Ein Kunde von mir möchte seine fertig verpackten Paletten vollautomatisch fotografiert haben.  Es soll so aussehen das die Palette an einer bestimmten Stelle stehen bleibt. Dann soll eine Info an die Kamera übertragen werden mit dem zu vergebenen Dateinamen. Die Kamera soll ein Foto machen und auf einem (Netzwerk)-laufwerk ablegen.

Kennt jemand einen Hersteller für so eine Anwendung ?


----------



## rostiger Nagel (14 August 2012)

Das könntest du mit einer WinCCflex RT und einer Webcam lösen.


----------



## Ralle (14 August 2012)

Keyence hat eine rel. große Palette an Kameras und Systemen, vielleicht findet sich darunter etwas (auch vom Preis her) passendes.


----------



## Krumnix (14 August 2012)

Von Mobotix gibt es Kameras, wo man per HTTP-Befehl ihr mitteilen kann, ob sie Foto schiessen soll, Zoomen, oder wie der Dateiablageort für das nächste Foto sein soll.
Ansteuerung habe ich damals über nen Panel MP277 gemacht, das dann jeweils an den "Explorer" eine HTTP-Adresse geschickt hat, der dann sozusagen den "Befehl" ausführte.


----------



## winnman (14 August 2012)

Die Daten könntest du ev auf einem Monitor / Panel im Bereich der Palette anzeigen lassen so dass die dann auch auf dem Foto sind, damit vermeidest du dass du die Daten an die Kamera schicken musst.


----------



## Lipperlandstern (14 August 2012)

winnman schrieb:


> Die Daten könntest du ev auf einem Monitor / Panel im Bereich der Palette anzeigen lassen so dass die dann auch auf dem Foto sind, damit vermeidest du dass du die Daten an die Kamera schicken musst.

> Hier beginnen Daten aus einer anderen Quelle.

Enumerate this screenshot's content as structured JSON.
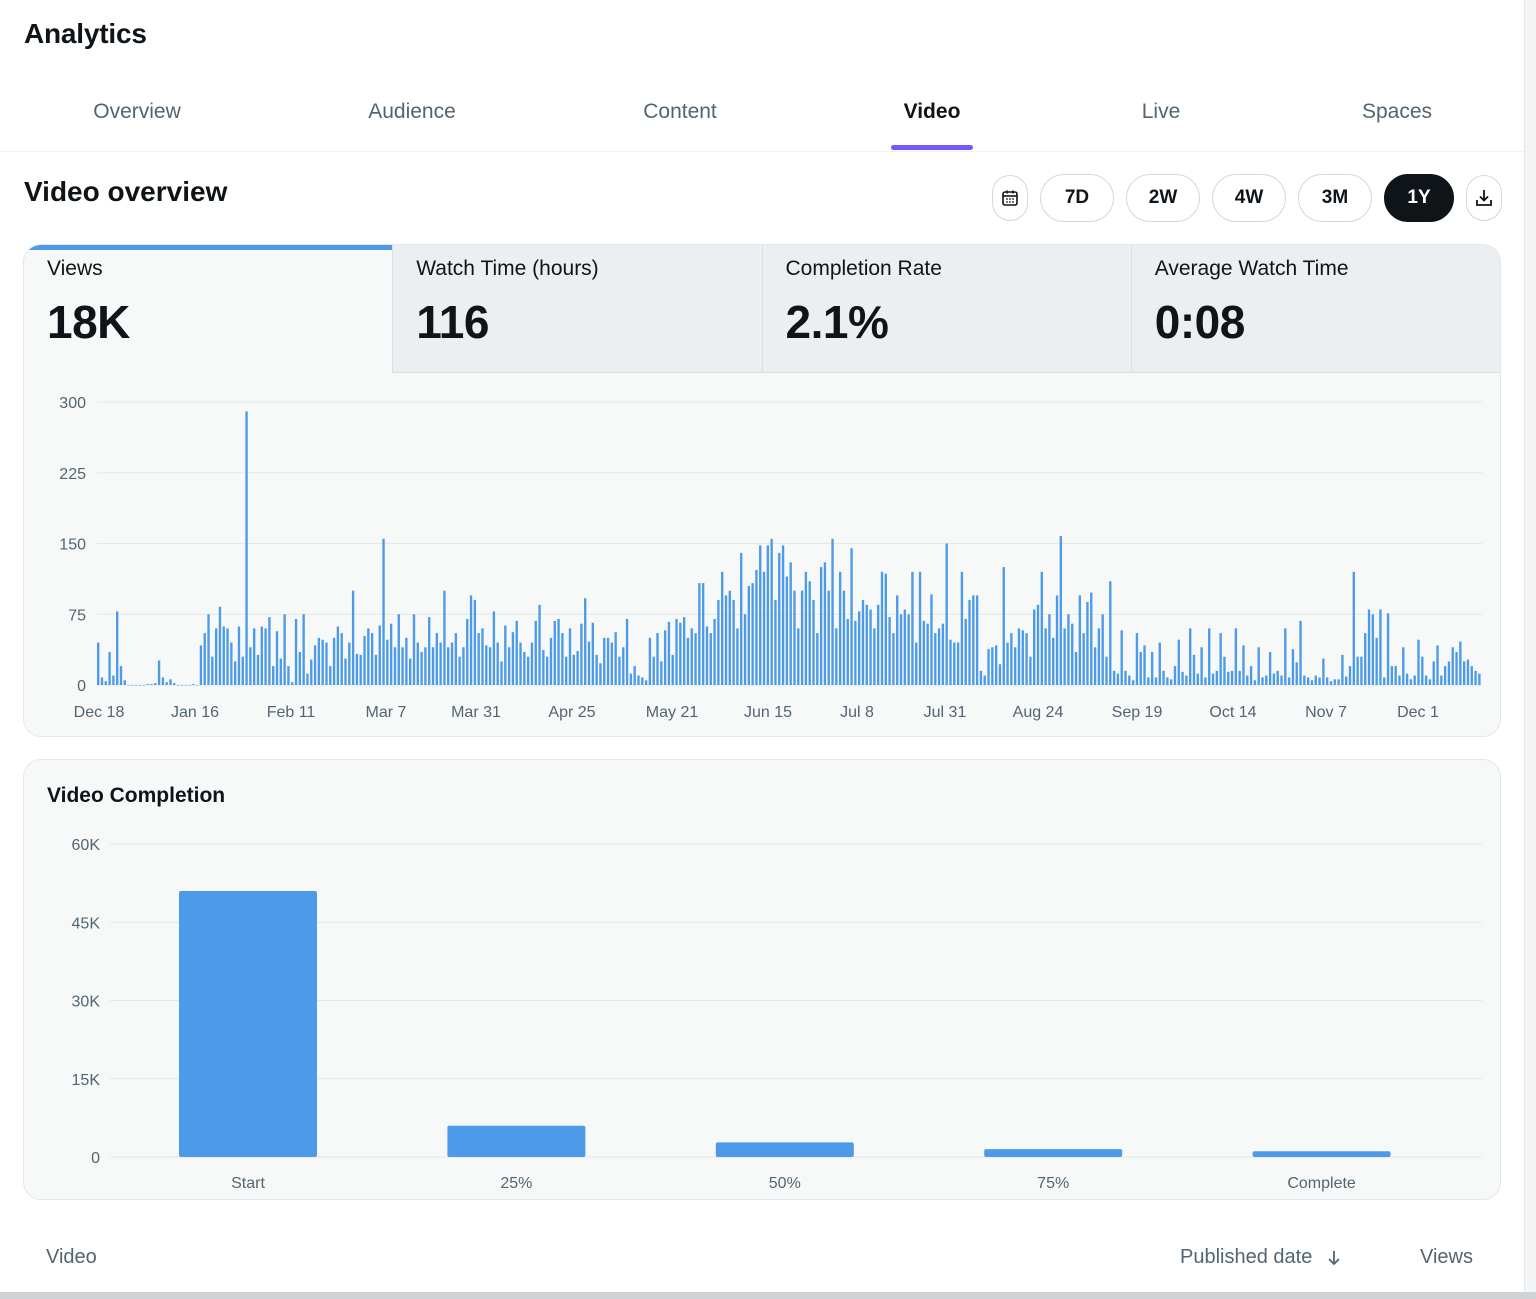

Ich brauch die Bilder später. Wenn sich eine Kunde meines Kunden über die Qualität der Verpackung beschwert soll anhand der Palettennummer das Foto rausgesucht werden.


----------



## Mobi (15 August 2012)

Reicht denn da die Auflösung einer Webcam? Wenn ja ich hab vor kurzem mal ein kleines Tool geschrieben um Bilder, abhängig von einem Befehl einer SPS, zu machen.


----------



## Unimog-HeizeR (16 August 2012)

Hi Axel

Ich habe hier eine Webcam liegen, die hat sogar einen Potentialfreien Kontakt um ein Bild zu machen.
Nur das mit dem Dateinamen wäre dann noch zu lösen 

Gruß
Timo


----------



## Lipperlandstern (16 August 2012)

Unimog-HeizeR schrieb:


> Hi Axel
> 
> Ich habe hier eine Webcam liegen, die hat sogar einen Potentialfreien Kontakt um ein Bild zu machen.
> Nur das mit dem Dateinamen wäre dann noch zu lösen
> ...



dann lös doch mal


----------



## Unimog-HeizeR (16 August 2012)

Bin dabei... 
Melde mich natürlich sofort bei dir, falls ich was gefunden habe.


----------



## AUDSUPERUSER (18 August 2012)

ich hab mal mit visiontools zusammen gearbeitet. das war der wahnsinn, was die mit ihren kammeras gemacht haben.
frag doch da mal an


----------



## dennisbz (26 November 2012)

Sollte die Webcamlösung sich nicht bewähren...
Wie soll denn der Dateinamen aussehen? 
Reicht nicht als Präfix ein (durch die Kamera) definierter Name, bei jedem Trigger zählt's dann eins hoch? 
Man könnte dann Datum/Uhrzeit eines jeden Triggers in nen DB schreiben und bei Bedarf mit dem des Bildes abgleichen.


----------



## Lipperlandstern (26 November 2012)

der Dateiname soll gleich der Palettennummer sein. Diese wiederräum wird von der Palette eingescannt. Dadurch soll ein schnelles Auffinden des Bildes möglich sein.


----------



## seeba (27 November 2012)

Ich habe das mit C#, libnodave und Axis/Mobotix-Kameras schon mal gemacht, nur nicht mit Paletten. 
In der SPS ein Trigger-Bit und die Palettennummer in den Kommunikationsbereich ablegen, der PC liest zyklisch.
Stellt er beim Trigger-Bit eine steigende Flanke fest, so zieht er das aktuelle Bild von der Kamera und speichert es mit der aktuellen Nummer aus der SPS auf ein Netzwerklaufwerk.
Bei Mobotix ging es glaube ich am einfachsten, man kann über den HTTP-Server der Kamera und den Pfad "/record/current.jpg" das aktuelle Bild ziehen und hat gleich ein JPEG.


----------